The fall cool down continues in the Bemidji area although surface water temperatures cooled only slightly this past week, with most lakes still in the low 60s.
Large lakes that are round or oval in shape cool faster than narrow or irregular shaped lakes when the conditions are as windy as they have been recently in the Bemidji area.
The thermocline is still in place in most of the deep lakes although the wind has speeded the breakdown of the thermocline in many lakes.
The thermocline may get swept away by the waves in the shallow parts of a lake but it may hold longer in the parts of the lake with a basin deeper than 35 feet.
Most fish have been located above the thermocline where a thermocline still exists. Anglers should be able to see the thermocline on their electronics, appearing like scattered interference below a certain depth (usually between 25 and 40 feet deep).
Stable weather with light winds is the ideal weather for fall fishing so anglers have been battling the elements most of September.
It usually takes at least a couple of days after a strong wind for the lakes to settle, especially with so much sediment and debris in the water.
The wind has scattered fish in many lakes, forcing anglers to find new patterns almost every time they are on the water. Smart anglers rely heavily on their electronics in the fall and take the time to look for fish on sonar before stopping to fish.
One of the few constants anglers should be looking for is the presence of baitfish in the areas they are fishing. If there are schools of baitfish in an area anglers can be confident that gamefish will be in the neighborhood as well.
Walleye anglers have been finding walleyes in a wide range of depths. There might be walleyes in deep water in some lakes and there might be walleyes in shallow water in other lakes.
Most of the active walleyes have been feeding in more moderate depths. Walleyes in many lakes have been feeding somewhere between 14 and 24 feet of water along steep breaks.

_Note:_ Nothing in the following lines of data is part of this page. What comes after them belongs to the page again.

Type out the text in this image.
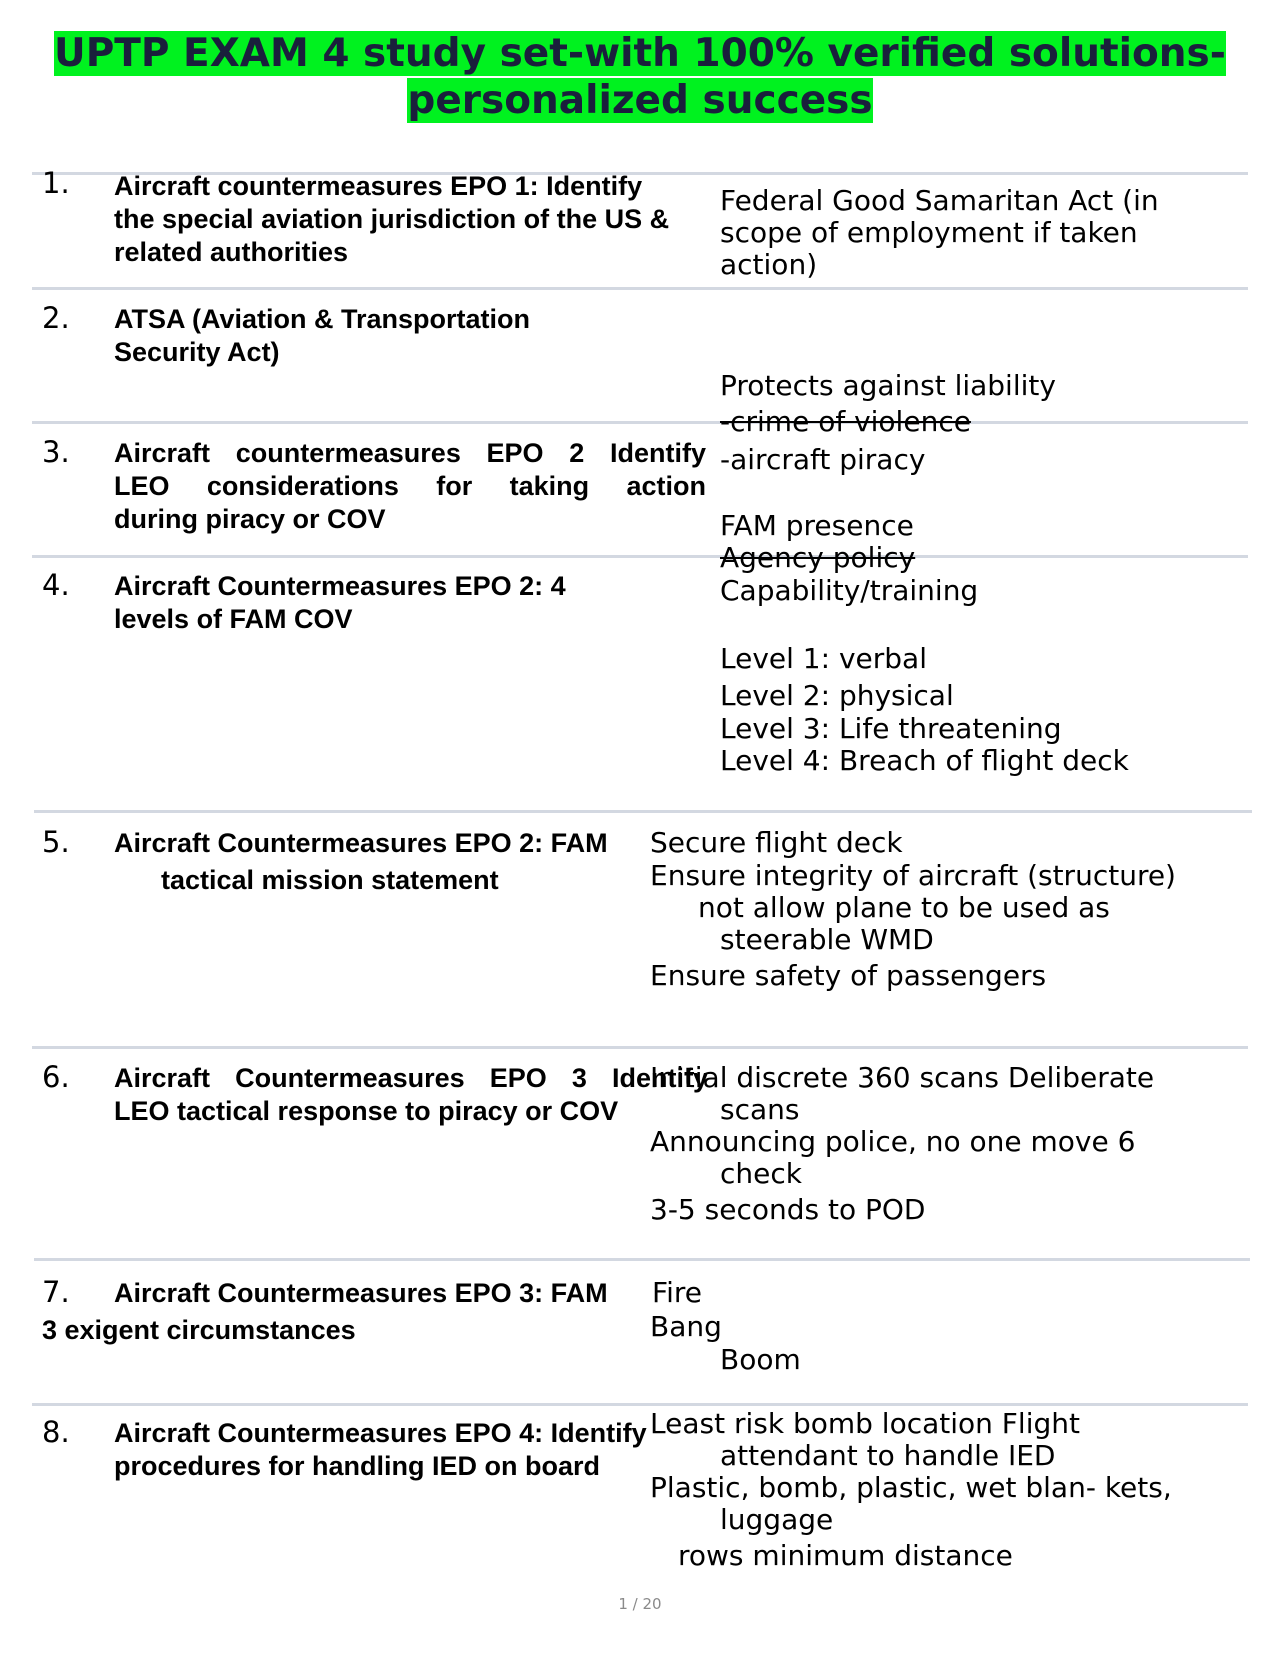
UPTP EXAM 4 study set-with 100% verified solutions-
personalized success
1. Aircraft countermeasures EPO 1: Identify the special aviation jurisdiction of the US & related authorities
Federal Good Samaritan Act (in
scope of employment if taken
action)
2. ATSA (Aviation & Transportation Security Act)
Protects against liability
-crime of violence
-aircraft piracy
3. Aircraft countermeasures EPO 2 Identify
LEO considerations for taking action
during piracy or COV	FAM presence
Agency policy
Capability/training
4. Aircraft Countermeasures EPO 2: 4 levels of FAM COV
Level 1: verbal
Level 2: physical
Level 3: Life threatening
Level 4: Breach of flight deck
5. Aircraft Countermeasures EPO 2: FAM
tactical mission statement
Secure flight deck
Ensure integrity of aircraft (structure)
not allow plane to be used as
steerable WMD
Ensure safety of passengers
6. Aircraft Countermeasures EPO 3 Identify
LEO tactical response to piracy or COV
Initial discrete 360 scans Deliberate
scans
Announcing police, no one move 6
check
3-5 seconds to POD
7. Aircraft Countermeasures EPO 3: FAM
3 exigent circumstances
Fire
Bang
Boom
8. Aircraft Countermeasures EPO 4: Identify procedures for handling IED on board
Least risk bomb location Flight
attendant to handle IED
Plastic, bomb, plastic, wet blan- kets,
luggage
rows minimum distance
1 / 20
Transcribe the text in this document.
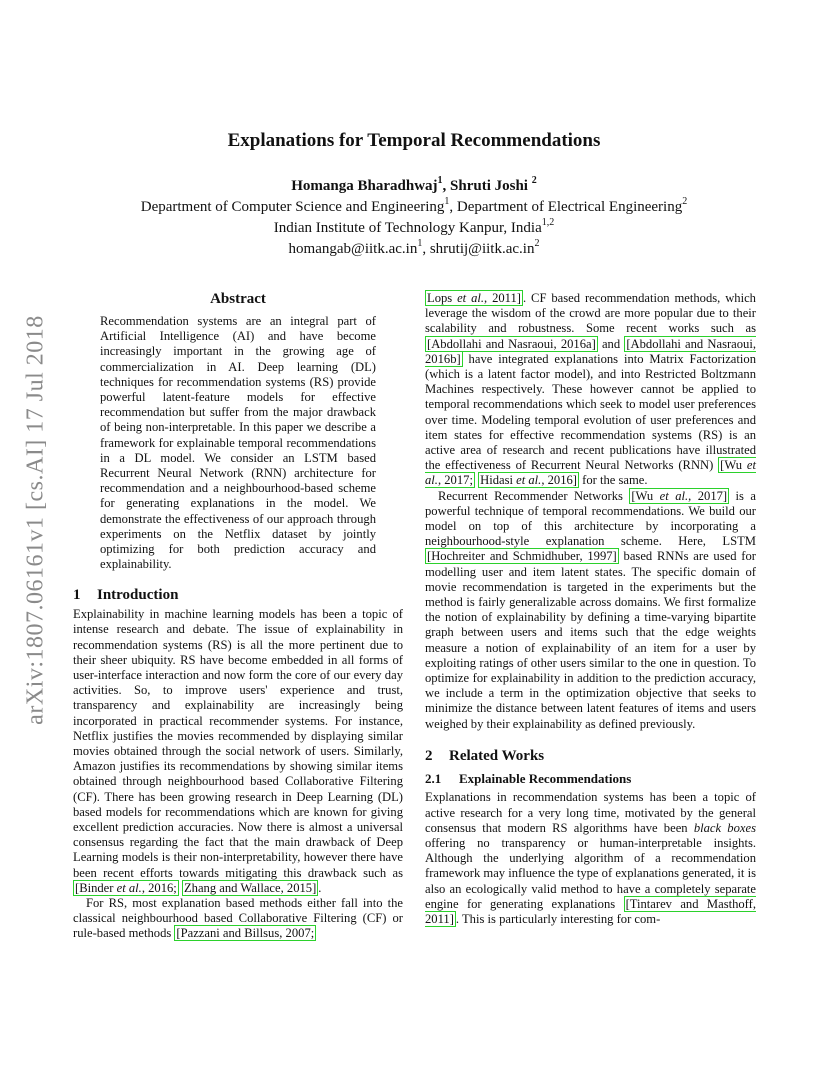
arXiv:1807.06161v1 [cs.AI] 17 Jul 2018
Explanations for Temporal Recommendations
Homanga Bharadhwaj$^1$, Shruti Joshi $^2$
Department of Computer Science and Engineering$^1$, Department of Electrical Engineering$^2$
Indian Institute of Technology Kanpur, India$^{1,2}$
$homangab@iitk.ac.in^1$, $shrutij@iitk.ac.in^2$
Abstract

Recommendation systems are an integral part of Artificial Intelligence (AI) and have become increasingly important in the growing age of commercialization in AI. Deep learning (DL) techniques for recommendation systems (RS) provide powerful latent-feature models for effective recommendation but suffer from the major drawback of being non-interpretable. In this paper we describe a framework for explainable temporal recommendations in a DL model. We consider an LSTM based Recurrent Neural Network (RNN) architecture for recommendation and a neighbourhood-based scheme for generating explanations in the model. We demonstrate the effectiveness of our approach through experiments on the Netflix dataset by jointly optimizing for both prediction accuracy and explainability.

1 Introduction

Explainability in machine learning models has been a topic of intense research and debate. The issue of explainability in recommendation systems (RS) is all the more pertinent due to their sheer ubiquity. RS have become embedded in all forms of user-interface interaction and now form the core of our every day activities. So, to improve users' experience and trust, transparency and explainability are increasingly being incorporated in practical recommender systems. For instance, Netflix justifies the movies recommended by displaying similar movies obtained through the social network of users. Similarly, Amazon justifies its recommendations by showing similar items obtained through neighbourhood based Collaborative Filtering (CF). There has been growing research in Deep Learning (DL) based models for recommendations which are known for giving excellent prediction accuracies. Now there is almost a universal consensus regarding the fact that the main drawback of Deep Learning models is their non-interpretability, however there have been recent efforts towards mitigating this drawback such as [Binder et al., 2016; Zhang and Wallace, 2015] .

For RS, most explanation based methods either fall into the classical neighbourhood based Collaborative Filtering (CF) or rule-based methods [Pazzani and Billsus, 2007;

Lops et al., 2011] . CF based recommendation methods, which leverage the wisdom of the crowd are more popular due to their scalability and robustness. Some recent works such as [Abdollahi and Nasraoui, 2016a] and [Abdollahi and Nasraoui, 2016b] have integrated explanations into Matrix Factorization (which is a latent factor model), and into Restricted Boltzmann Machines respectively. These however cannot be applied to temporal recommendations which seek to model user preferences over time. Modeling temporal evolution of user preferences and item states for effective recommendation systems (RS) is an active area of research and recent publications have illustrated the effectiveness of Recurrent Neural Networks (RNN) [Wu et al., 2017; Hidasi et al., 2016] for the same.

Recurrent Recommender Networks [Wu et al., 2017] is a powerful technique of temporal recommendations. We build our model on top of this architecture by incorporating a neighbourhood-style explanation scheme. Here, LSTM [Hochreiter and Schmidhuber, 1997] based RNNs are used for modelling user and item latent states. The specific domain of movie recommendation is targeted in the experiments but the method is fairly generalizable across domains. We first formalize the notion of explainability by defining a time-varying bipartite graph between users and items such that the edge weights measure a notion of explainability of an item for a user by exploiting ratings of other users similar to the one in question. To optimize for explainability in addition to the prediction accuracy, we include a term in the optimization objective that seeks to minimize the distance between latent features of items and users weighed by their explainability as defined previously.

2 Related Works
2.1 Explainable Recommendations

Explanations in recommendation systems has been a topic of active research for a very long time, motivated by the general consensus that modern RS algorithms have been black boxes offering no transparency or human-interpretable insights. Although the underlying algorithm of a recommendation framework may influence the type of explanations generated, it is also an ecologically valid method to have a completely separate engine for generating explanations [Tintarev and Masthoff, 2011] . This is particularly interesting for com-
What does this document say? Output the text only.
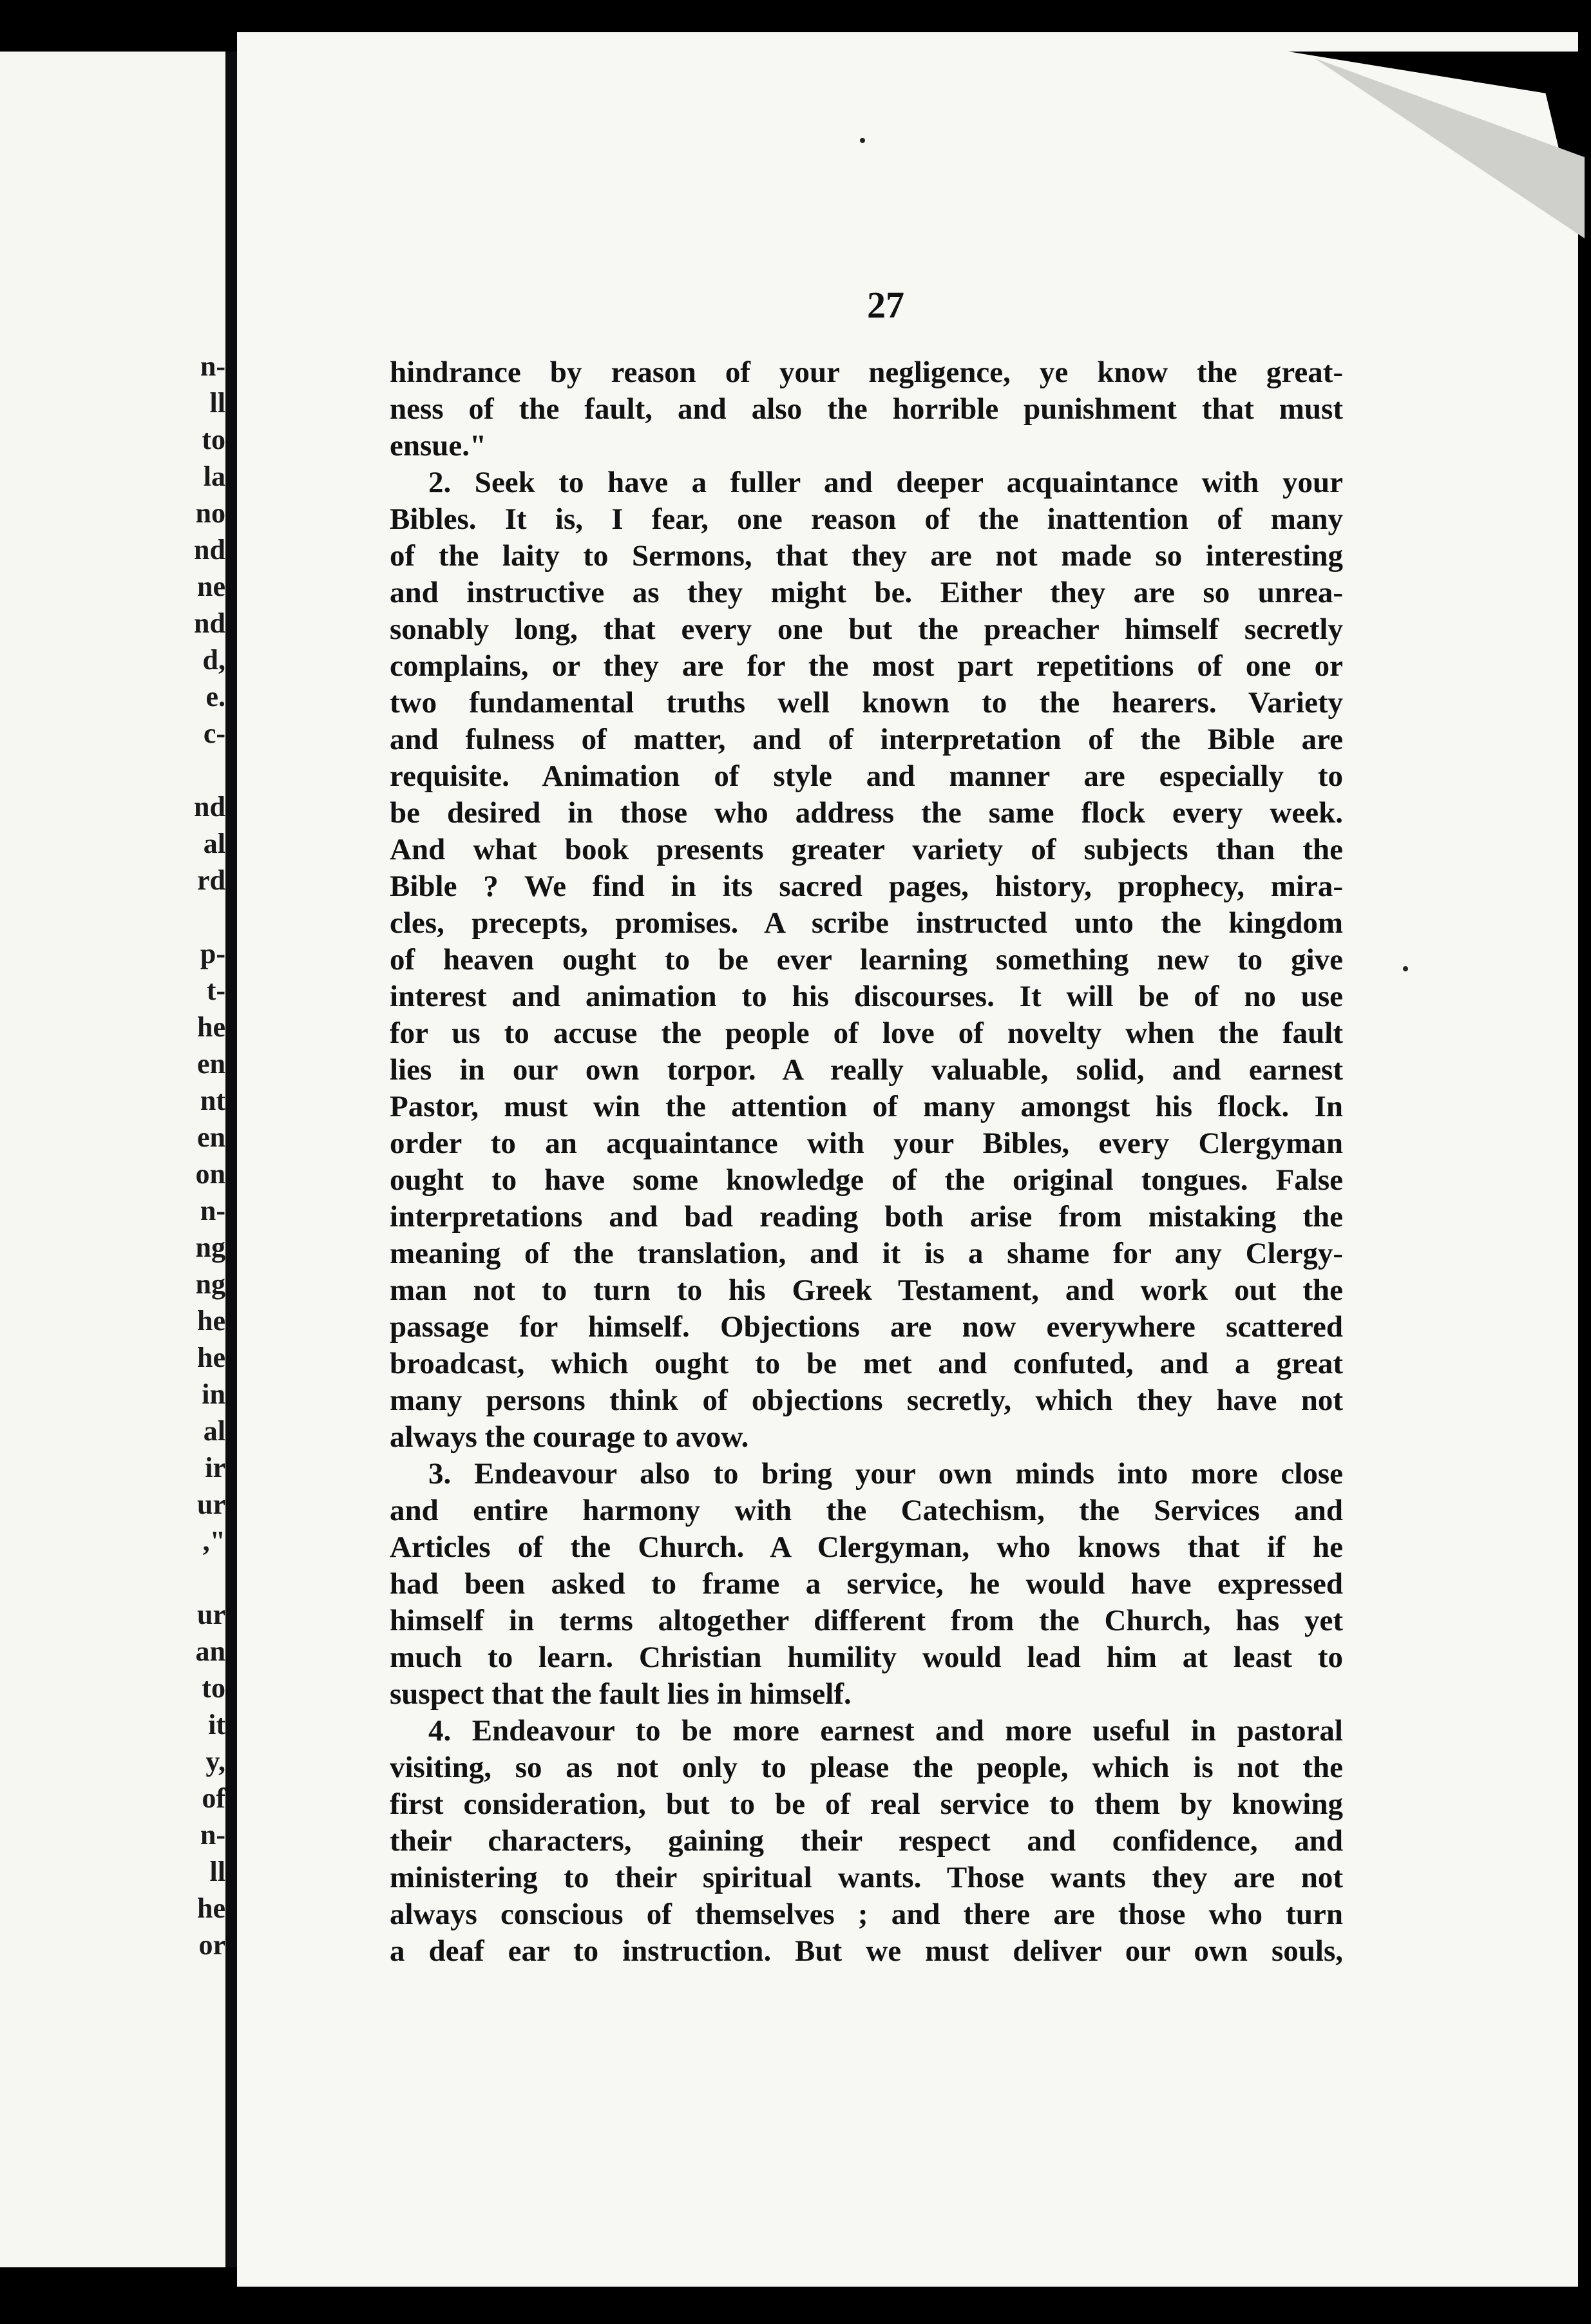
n-
ll
to
la
no
nd
ne
nd
d,
e.
c-
nd
al
rd
p-
t-
he
en
nt
en
on
n-
ng
ng
he
he
in
al
ir
ur
,"
ur
an
to
it
y,
of
n-
ll
he
or
27
hindrance by reason of your negligence, ye know the great-
ness of the fault, and also the horrible punishment that must
ensue."
2. Seek to have a fuller and deeper acquaintance with your
Bibles. It is, I fear, one reason of the inattention of many
of the laity to Sermons, that they are not made so interesting
and instructive as they might be. Either they are so unrea-
sonably long, that every one but the preacher himself secretly
complains, or they are for the most part repetitions of one or
two fundamental truths well known to the hearers. Variety
and fulness of matter, and of interpretation of the Bible are
requisite. Animation of style and manner are especially to
be desired in those who address the same flock every week.
And what book presents greater variety of subjects than the
Bible ? We find in its sacred pages, history, prophecy, mira-
cles, precepts, promises. A scribe instructed unto the kingdom
of heaven ought to be ever learning something new to give
interest and animation to his discourses. It will be of no use
for us to accuse the people of love of novelty when the fault
lies in our own torpor. A really valuable, solid, and earnest
Pastor, must win the attention of many amongst his flock. In
order to an acquaintance with your Bibles, every Clergyman
ought to have some knowledge of the original tongues. False
interpretations and bad reading both arise from mistaking the
meaning of the translation, and it is a shame for any Clergy-
man not to turn to his Greek Testament, and work out the
passage for himself. Objections are now everywhere scattered
broadcast, which ought to be met and confuted, and a great
many persons think of objections secretly, which they have not
always the courage to avow.
3. Endeavour also to bring your own minds into more close
and entire harmony with the Catechism, the Services and
Articles of the Church. A Clergyman, who knows that if he
had been asked to frame a service, he would have expressed
himself in terms altogether different from the Church, has yet
much to learn. Christian humility would lead him at least to
suspect that the fault lies in himself.
4. Endeavour to be more earnest and more useful in pastoral
visiting, so as not only to please the people, which is not the
first consideration, but to be of real service to them by knowing
their characters, gaining their respect and confidence, and
ministering to their spiritual wants. Those wants they are not
always conscious of themselves ; and there are those who turn
a deaf ear to instruction. But we must deliver our own souls,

As the lakes and rivers cool in the fall, predator species like walleyes will become less and less comfortable traveling a long distance from their food.
Jigs are very versatile lures and can be used to catch almost any species of fish. Walleye anglers like to match the weight of the jig to the depth and wind conditions, using only enough weight to keep in good contact with the bottom.
The ideal situation for most walleye anglers in the fall is to locate a school of walleyes with their electronics and then hold the boat over the top of the fish, trying to pick off the most active fish in the school.
Most crappie anglers also like to use jigs in the fall. Jigs and minnows are a good choice but crappies are visual feeders, so jigs and plastics can actually be more effective because anglers don’t have to constantly check and change their bait.
Tiny hair jigs or micro jigs and plastics can also work well for sunfish and perch. Anglers can tip their presentations with minnows, leeches, pieces of night crawlers, wax worms or eurolarvae to find the most productive presentation.
Jigs will also work for bass and northern pike and even muskies in the fall. Anglers can use a ¼ to 3/8 ounce jigs with plastics or small sucker minnows for bass. Pike usually prefer larger jigs with a medium sized sucker minnow while muskie anglers sometimes use jigs and plastics to try and coax reluctant muskies they have located to bite.
Hopefully anglers will be patient with the weather conditions and won’t give up on fall fishing if they have a tough day on the water. There are still many good fishing days ahead of us this open water season, especially when the weather patterns stabilize and the heavy winds subside.